Lots of people walk into the store every day. The majority have crushingly dull things to say by way of explaining their helpless low-grade consumerist lives ("no, Music Hall of Williamsburg is my favorite club"; "do you have Ratatat/Bon Iver/spoon-fed dog-puke-du-jour on vinyl," &c.), but a few have interesting stories, and they're usually the ones who don't volunteer them. I had to dig a bit with Anna and Renars, and the rabbit hole got kinda hysterically, awesomely deep.
They walked in at peak-boil of the record-melting afternoon today, and in accented but very good, crisply enunciated English, Anna asked to buy Sonic Youth tickets. She also asked if I had any information about the opening acts, but before I could say, her gentleman associate Renars asked, "Is it Magik Markers"? Which would be a good guess under any circumstances but too weird to let slide here, because no they were not on that bill in August but they are playing tonight at Shea Stadium (and last night at Cameo), and they are the best band on earth right now, so hey. Ask why he asked that and then tell them the deal. Cause maybe they half knew it already -- you know the way people get part of something right these days, Internet and all that mess.
Well they were shocked at this news in the best way, so I was happy to show them a map of where Shea is, tell them openers &c. I asked where they were visiting from. Latvia! Cool. Anna proceeded to explain that they knew the band, and what a great surprise that they would get to see them. How do they know the band, oh from some festival over there. And I'm not quite sure what flicked the gates open, but I think Anna dropped an arcane comment like, the only reason she was in the store was because of a Twix bar. Which I couldn't let alone, and so she proceeded to tell an increasingly bizarre story about their trip to NYC, which this was the first day of. She had been grocery shopping one day in Riga when a man rushed past her and knocked her into a display of discounted vodka bottles (I think she said they were flavored, which explains the discount). She stood in horror as one bottle knocked over the next, and her English is good enough for her to say "like dominoes," and suddenly she was standing among several (hundred?) smashed bottles and I guess a lot of liquor. One of those situations, you've had them.

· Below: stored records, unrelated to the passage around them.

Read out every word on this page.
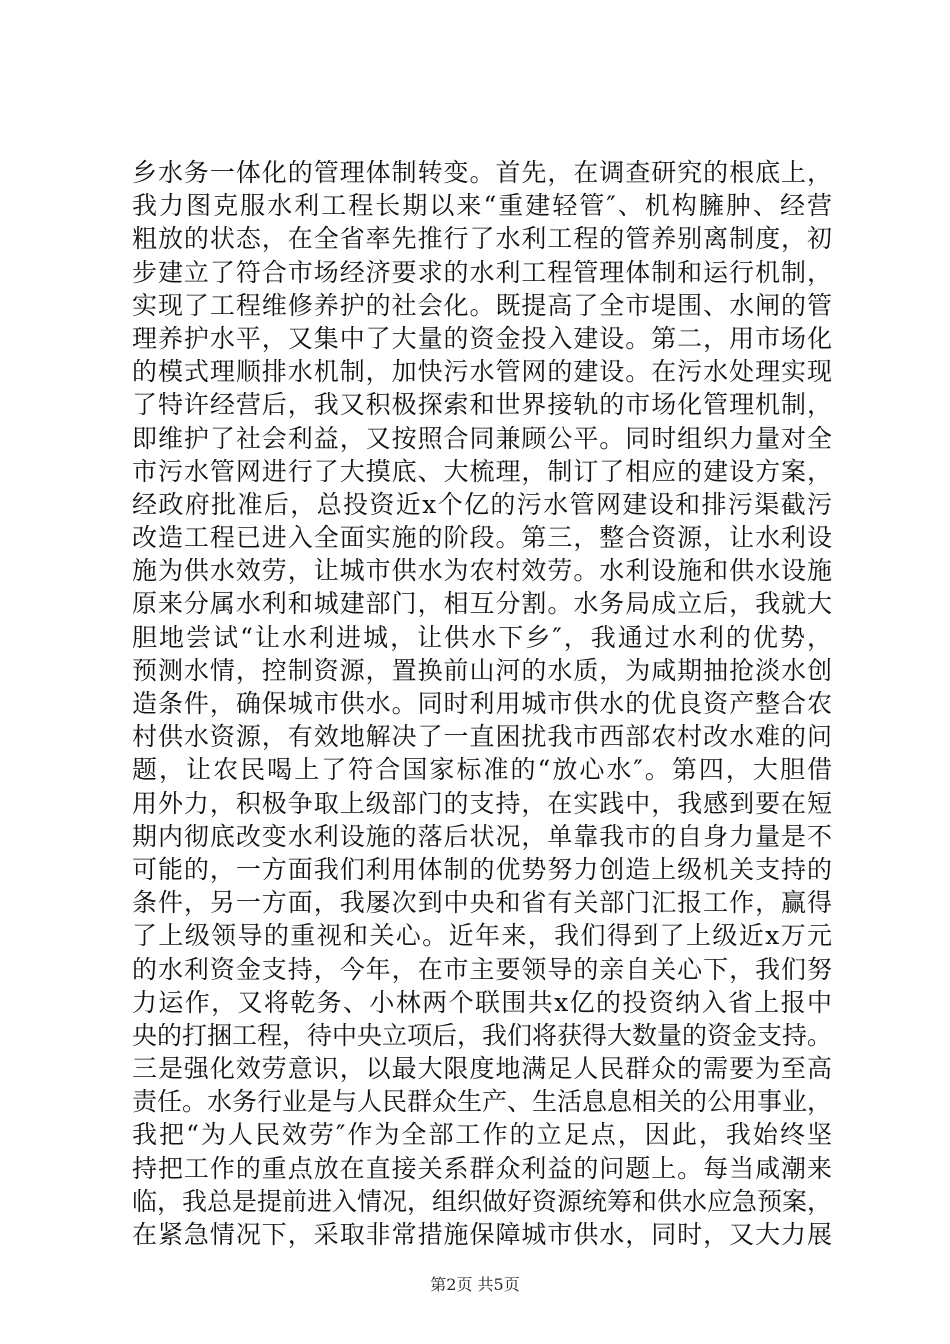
乡水务一体化的管理体制转变。首先，在调查研究的根底上，
我力图克服水利工程长期以来“重建轻管″、机构臃肿、经营
粗放的状态，在全省率先推行了水利工程的管养别离制度，初
步建立了符合市场经济要求的水利工程管理体制和运行机制，
实现了工程维修养护的社会化。既提高了全市堤围、水闸的管
理养护水平，又集中了大量的资金投入建设。第二，用市场化
的模式理顺排水机制，加快污水管网的建设。在污水处理实现
了特许经营后，我又积极探索和世界接轨的市场化管理机制，
即维护了社会利益，又按照合同兼顾公平。同时组织力量对全
市污水管网进行了大摸底、大梳理，制订了相应的建设方案，
经政府批准后，总投资近x个亿的污水管网建设和排污渠截污
改造工程已进入全面实施的阶段。第三，整合资源，让水利设
施为供水效劳，让城市供水为农村效劳。水利设施和供水设施
原来分属水利和城建部门，相互分割。水务局成立后，我就大
胆地尝试“让水利进城，让供水下乡″，我通过水利的优势，
预测水情，控制资源，置换前山河的水质，为咸期抽抢淡水创
造条件，确保城市供水。同时利用城市供水的优良资产整合农
村供水资源，有效地解决了一直困扰我市西部农村改水难的问
题，让农民喝上了符合国家标准的“放心水″。第四，大胆借
用外力，积极争取上级部门的支持，在实践中，我感到要在短
期内彻底改变水利设施的落后状况，单靠我市的自身力量是不
可能的，一方面我们利用体制的优势努力创造上级机关支持的
条件，另一方面，我屡次到中央和省有关部门汇报工作，赢得
了上级领导的重视和关心。近年来，我们得到了上级近x万元
的水利资金支持，今年，在市主要领导的亲自关心下，我们努
力运作，又将乾务、小林两个联围共x亿的投资纳入省上报中
央的打捆工程，待中央立项后，我们将获得大数量的资金支持。
三是强化效劳意识，以最大限度地满足人民群众的需要为至高
责任。水务行业是与人民群众生产、生活息息相关的公用事业，
我把“为人民效劳″作为全部工作的立足点，因此，我始终坚
持把工作的重点放在直接关系群众利益的问题上。每当咸潮来
临，我总是提前进入情况，组织做好资源统筹和供水应急预案，
在紧急情况下，采取非常措施保障城市供水，同时，又大力展
第2页 共5页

A store employee told her to go to the register and it would be okay, or something -- you can imagine her state of mind at the time -- and she completely forgot her groceries and rushed to the counter. On the way, impulse told her to grab something to buy. Twix bar got grabbed. Fuzzy about the rest of the encounter at the register, but inside was a form for a contest, win a bunch of Twix bars she thought it was. I presume she entered. Some months later she said she was on Friendster -- and this was the only hint Anna and Renars might not be from, like, the west West -- and a bunch of people she didn't know were asking her on Friendster how much chocolate she had needed to buy/eat in order to win. Win what? Wow, a bunch of candy bars, right? No, there was a bigger prize: a trip to Tokyo. Her shame-Twix was the winner; her name had been announced before Twix of Latvia, Corp. could inform her.
This trip to Tokyo was apparently all booked and ready when the massive earthquake and tsunami hit. Anna didn't mention this as if it were an inconvenience or anything callous like that, for the record.
As any sane people would, when told they weren't going to Tokyo they tried to get whatever cash-value instead. Nope, they had to pick a trip somewhere, okay United States. Anna called the random discovery of a Magik Markers show -- her and Renars haven't seen them play in a few years so I'm bringing a bag for them to carry their brains home in -- the latest little chapter in the trail of Fate-moves, and she doesn't think it's done with them yet. I'm going to buy them cheap beers at the show tonight (doesn't qualify as Fate, I'm pretty sure), and you should do the same if you see them at the Sonic Youth show on the Waterfront.